MATLAB: 1D Interpolation on array without using loops.

Question

Hello.

I have been pondering this all day.

So, I have an 3D-array, X1, of size 48 x 232 x 61. Y1 is a row vector of size 1 x 232. Each row of X1 corresponds with Y1. I want to interpolate between each row of X1 and Y1 without using any loops. The output is a 48 x 21 x 61 array, Y2_array.
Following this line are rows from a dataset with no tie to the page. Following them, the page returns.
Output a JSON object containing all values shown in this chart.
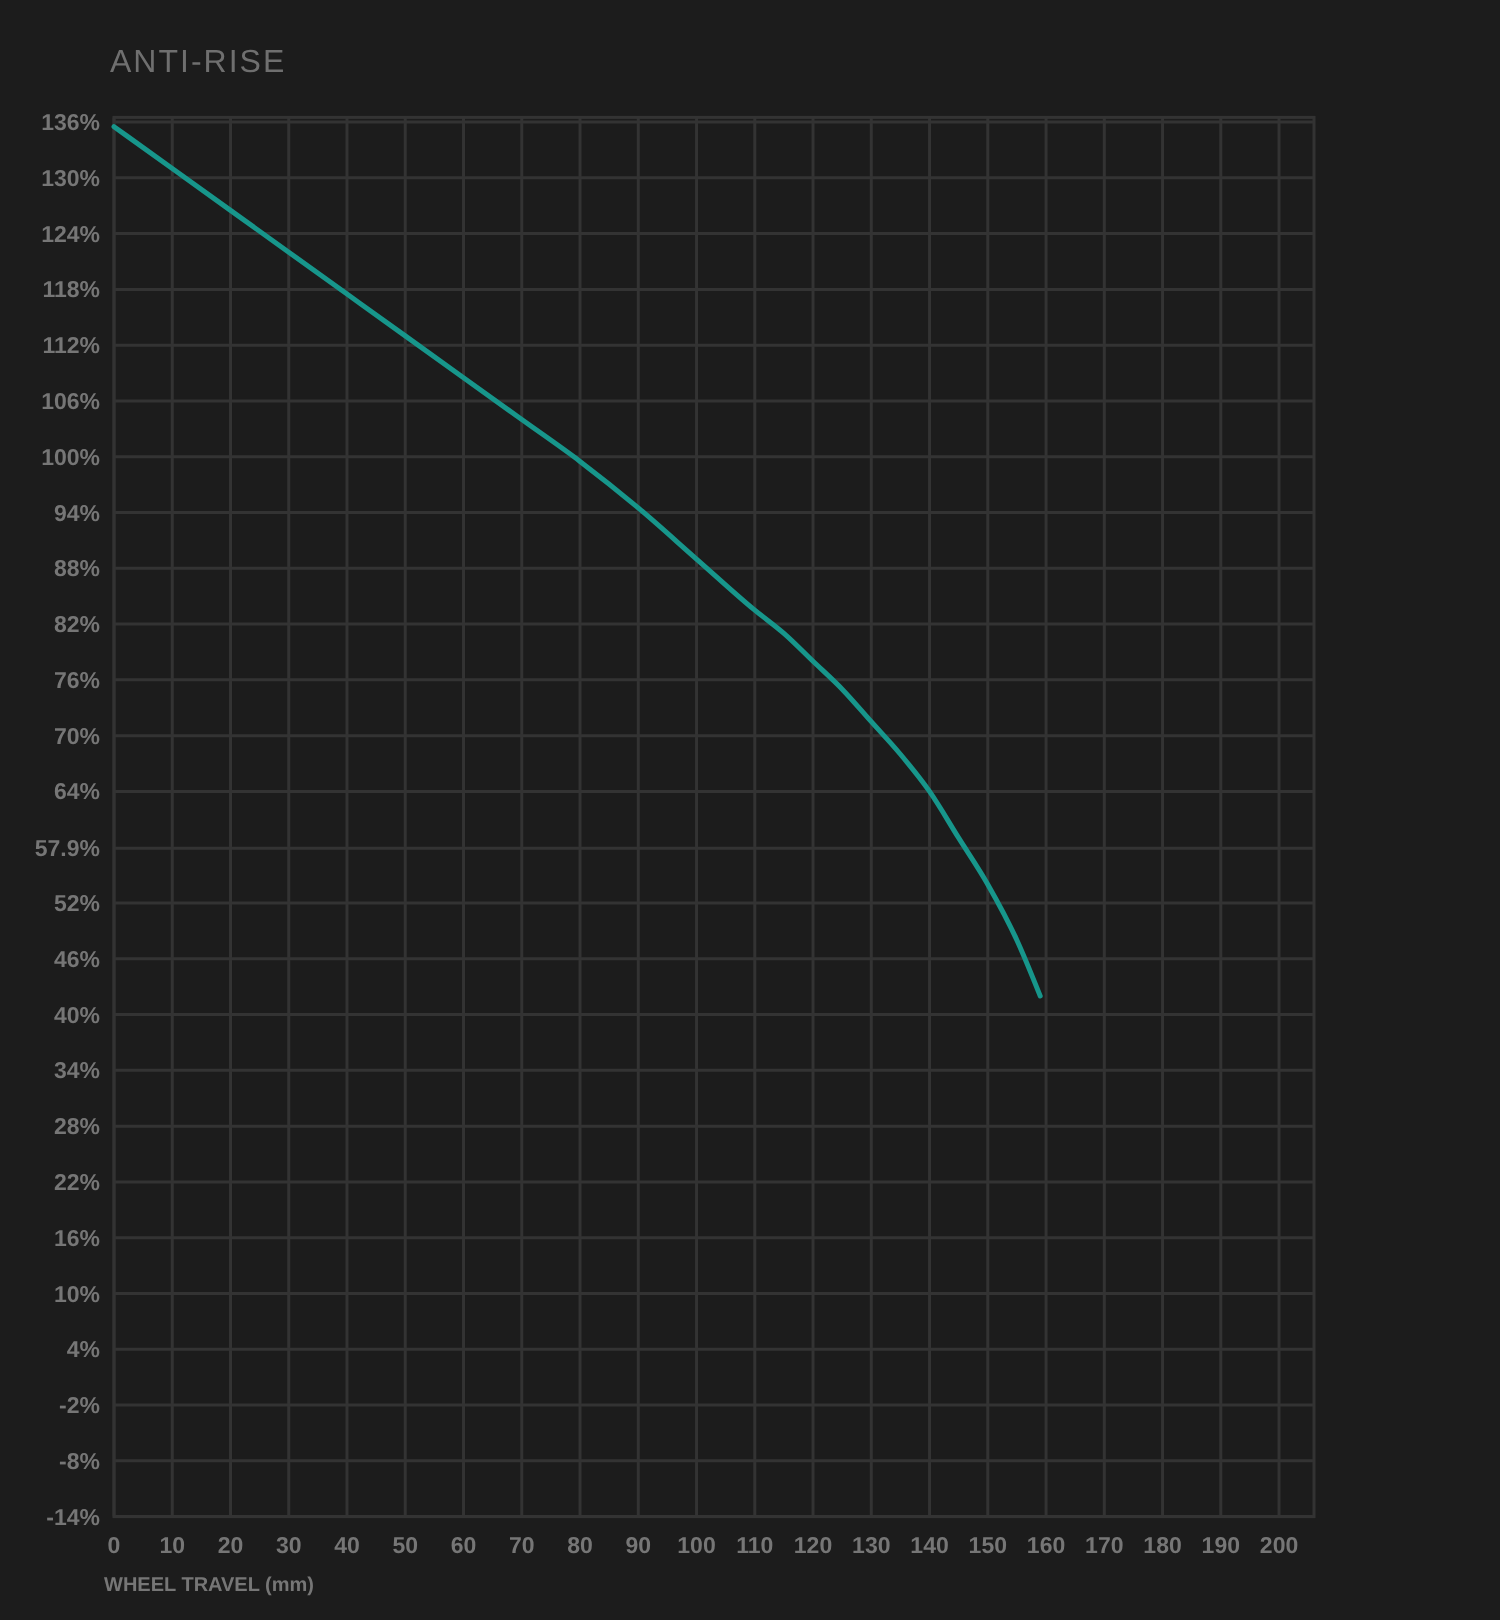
{
  "chart_data": {
    "type": "line",
    "title": "ANTI-RISE",
    "xlabel": "WHEEL TRAVEL (mm)",
    "x": [
      0,
      10,
      20,
      30,
      40,
      50,
      60,
      70,
      80,
      90,
      100,
      110,
      115,
      120,
      125,
      130,
      135,
      140,
      145,
      150,
      155,
      159
    ],
    "series": [
      {
        "color": "#17968b",
        "values": [
          135.5,
          131,
          126.5,
          122,
          117.5,
          113,
          108.5,
          104,
          99.5,
          94.5,
          89,
          83.5,
          81,
          78,
          75,
          71.5,
          68,
          64,
          59,
          54,
          48,
          42
        ]
      }
    ],
    "xlim": [
      0,
      206
    ],
    "xticks": [
      0,
      10,
      20,
      30,
      40,
      50,
      60,
      70,
      80,
      90,
      100,
      110,
      120,
      130,
      140,
      150,
      160,
      170,
      180,
      190,
      200
    ],
    "ylim": [
      -14,
      136.5
    ],
    "yticks": [
      {
        "value": 136,
        "label": "136%"
      },
      {
        "value": 130,
        "label": "130%"
      },
      {
        "value": 124,
        "label": "124%"
      },
      {
        "value": 118,
        "label": "118%"
      },
      {
        "value": 112,
        "label": "112%"
      },
      {
        "value": 106,
        "label": "106%"
      },
      {
        "value": 100,
        "label": "100%"
      },
      {
        "value": 94,
        "label": "94%"
      },
      {
        "value": 88,
        "label": "88%"
      },
      {
        "value": 82,
        "label": "82%"
      },
      {
        "value": 76,
        "label": "76%"
      },
      {
        "value": 70,
        "label": "70%"
      },
      {
        "value": 64,
        "label": "64%"
      },
      {
        "value": 57.9,
        "label": "57.9%"
      },
      {
        "value": 52,
        "label": "52%"
      },
      {
        "value": 46,
        "label": "46%"
      },
      {
        "value": 40,
        "label": "40%"
      },
      {
        "value": 34,
        "label": "34%"
      },
      {
        "value": 28,
        "label": "28%"
      },
      {
        "value": 22,
        "label": "22%"
      },
      {
        "value": 16,
        "label": "16%"
      },
      {
        "value": 10,
        "label": "10%"
      },
      {
        "value": 4,
        "label": "4%"
      },
      {
        "value": -2,
        "label": "-2%"
      },
      {
        "value": -8,
        "label": "-8%"
      },
      {
        "value": -14,
        "label": "-14%"
      }
    ],
    "grid": true
  }
}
With loops, my code is as follows:

% make Y1 array for interpolation
logz = log(10e-8):.10:log(1080);
Y1 = d + exp(logz);         % This is the 1 x 232 vector. 
Y2 = ones(48,21);           % Preallocating Y2 2D-array (size = 48 x 21). 
Y2_array = ones(48,21,61);  % Preallocating Y2 3D-array (size = 48 x 21 x 61)
% Interpolation
for S = 1:61
    for T = 1:48
        X1_row = X1(T,:,S);
        Y2 = interp1(X1_row, Y1, X2(T,:,S)); 
                                 % X2 is a 3D-array, size (48 x 21 x 61)
        Y2_array(T,:,S) = Y2;
    end
end

If I make the inputs of interp1 arrays, Matlab gives me the error message that X and Y need to be vectors.

I know there is a solution to this problem… any suggestion/thoughts about how to execute the interpolation without using loops?

Thanks!!

Answer 1

Try this instead of INTERP1:

function Yi = LeanInterp(X, Y, Xi)
X  = X(:);
Xi = Xi(:);
Y  = Y(:);
nY = numel(Y);
[dummy, Bin] = histc(Xi, X);  %#ok<ASGLU>
H            = diff(X);
if Bin(length(Bin)) >= nY
   Bin(length(Bin)) = nY - 1;
end
Ti = Bin + (Xi - X(Bin)) ./ H(Bin);
% Interpolation parameters:
Si = Ti - floor(Ti);
Ti = floor(Ti);
% Shift frames on boundary:
d     = (Ti == nY);
Ti(d) = Ti(d) - 1;
Si(d) = 1;
% Now interpolate:
Yi = Y(Ti) .* (1 - Si) + Y(Ti + 1) .* Si;

For [1x100] vectors this is about 3 times faster than INTERP1 of Matlab 2009a.